Minas esteve representada pela Secretaria de Estado de Agricultura, Pecuária e Abastecimento (Seapa), em parceria com a Associação dos Produtores Artesanais de Cachaça de Salinas (Apacs), destacando o potencial da cachaça de alambique, licores à base de cachaça e a caipirinha em lata.
Versatilidade do produto atrai público B2B e novas oportunidades
Segundo Manoela Teixeira, assessora técnica da Seapa, a presença na feira evidenciou a versatilidade da cachaça mineira, tanto para consumo puro quanto em coquetelaria e novos formatos de mercado.
“Houve boa aceitação do público B2B nas degustações, além da aproximação com potenciais compradores, distribuidores e contatos institucionais que podem gerar parcerias internacionais”, afirmou.
Estratégia de promoção internacional reforça identidade e valor agregado
A participação integra a ação Agroexporta, iniciativa da Seapa para fortalecer as exportações de produtos agropecuários de Minas com identidade, origem e valor agregado. A cachaça de alambique, símbolo da cultura produtiva mineira, teve destaque nessa estratégia.
“Minas Gerais concentra o maior número de estabelecimentos regularizados do Brasil, cerca de 40% dos produtores, além de liderar em número de municípios com ao menos um elaborador registrado — 256 municípios, ou 30% do total do estado”, destacou Manoela Teixeira.
Exportações de cachaça mineira e potencial de crescimento
A assessora ressalta o potencial de ampliação da presença da cachaça mineira no mercado internacional. Em 2025, Minas exportou cerca de US$ 1,5 milhão, o equivalente a 337 toneladas, representando 8,8% do valor exportado pelo país no setor.

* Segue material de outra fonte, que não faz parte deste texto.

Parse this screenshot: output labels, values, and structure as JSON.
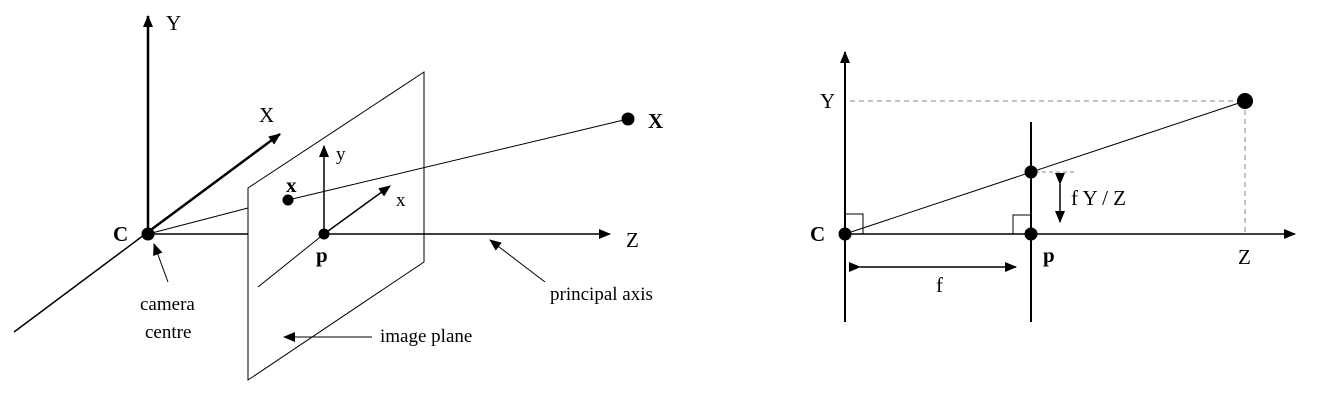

No caso da Espanha, as exportações mineiras somaram US$ 18,9 mil, indicando espaço para crescimento naquele mercado.
Indicação de Procedência fortalece diferencial regional
A região de Salinas possui Indicação de Procedência (IP) “Região de Salinas”, que garante exclusividade de uso do nome apenas para cachaças produzidas na área delimitada, que abrange Salinas, Novorizonte e partes de Taiobeiras, Rubelita, Santa Cruz de Salinas e Fruta de Leite.
Participação da Apacs marca consolidação internacional
Para o presidente da Apacs, Jean Henrique de Oliveira, a feira representou um divisor de águas: “Com o apoio do Estado, foi possível mostrar um produto genuinamente brasileiro em uma feira internacional”.
A associação reúne 27 produtores associados, mais de 100 rótulos e cerca de 60 marcas, sendo responsável pela promoção da cachaça de alambique da região.